Wenn man sich nun den Koalitionsvertrag der neuen Landesregierung anschaut, stellt man fest, dass wirklich jede Maßnahme, die auf den Weg gebracht worden ist und dazu geeignet war, dass Mieterinnen und Mieter heute in diesem Land besser geschützt sind, abgeschafft werden soll.

Deswegen haben wir diesen Antrag heute vorgelegt – auch die SPD-Fraktion hat einen ähnlich lautenden Antrag eingereicht –, um diese Tatsache deutlich zu machen und entsprechend scharf zu kritisieren.
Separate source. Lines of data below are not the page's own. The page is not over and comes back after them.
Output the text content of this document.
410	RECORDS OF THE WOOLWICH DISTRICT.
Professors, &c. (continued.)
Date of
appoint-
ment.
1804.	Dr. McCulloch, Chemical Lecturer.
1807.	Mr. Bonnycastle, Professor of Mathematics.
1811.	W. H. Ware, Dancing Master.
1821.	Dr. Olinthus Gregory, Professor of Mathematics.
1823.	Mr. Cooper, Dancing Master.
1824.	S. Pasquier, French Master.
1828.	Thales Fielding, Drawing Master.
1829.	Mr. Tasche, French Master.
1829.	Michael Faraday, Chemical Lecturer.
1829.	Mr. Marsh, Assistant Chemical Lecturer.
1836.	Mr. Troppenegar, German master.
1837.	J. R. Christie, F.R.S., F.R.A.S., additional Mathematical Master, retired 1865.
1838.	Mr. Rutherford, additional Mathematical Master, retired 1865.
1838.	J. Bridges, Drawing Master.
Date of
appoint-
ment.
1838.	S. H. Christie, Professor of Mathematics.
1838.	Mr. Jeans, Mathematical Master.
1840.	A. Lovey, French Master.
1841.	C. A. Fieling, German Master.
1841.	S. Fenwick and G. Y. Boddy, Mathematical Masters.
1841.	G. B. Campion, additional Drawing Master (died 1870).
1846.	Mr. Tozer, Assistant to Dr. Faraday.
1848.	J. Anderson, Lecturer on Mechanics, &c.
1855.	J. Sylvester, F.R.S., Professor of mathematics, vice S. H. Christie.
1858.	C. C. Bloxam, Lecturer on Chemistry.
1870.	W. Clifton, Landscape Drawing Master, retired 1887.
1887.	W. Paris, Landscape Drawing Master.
Sie müssen uns, liebe Landesregierung und liebe Frau Ministerin Scharrenbach, bitte mal erklären, warum Sie diese erfolgreichen Instrumente für mehr Schutz von Mieterinnen und Mietern in NordrheinWestfalen wieder abschaffen wollen. Diese Auffassung teilen wir explizit nicht.

(Beifall von den GRÜNEN und der SPD)

Sie stellen nicht nur die Förderinstrumente infrage, sondern – das belegen Sie heute mit Ihrem Interview in der „Rheinischen Post“ – Sie denken auch darüber nach, wieder stärker in die Eigenheimförderung zu gehen, wieder stärker auf die grüne Wiese zu gehen, wieder stärker den Wohnungsbau im ländlichen Raum vorantreiben zu wollen. Darüber hinaus wollen Sie insbesondere in den Schutz der Mieterinnen und Mieter eingreifen.

Sie kritisieren – hier liegen Sie mit Ihrer Grundkritik unserer Meinung nach sogar richtig –, dass die Mietpreisbremse nicht greife. Statt jedoch zu sagen, was man an der Mietpreisbremse ändern müsste, die die CDU als Teil der Bundesregierung mit auf den Weg gebracht hat, wollen Sie die Mietpreisbremse komplett abschaffen und sagen im Koalitionsvertrag explizit, das heutige Mietrecht gebe Mieterinnen und Mietern genügend Möglichkeiten, um sich gegen unfaire Vergabe und Druck vonseiten der Vermieter zu wehren.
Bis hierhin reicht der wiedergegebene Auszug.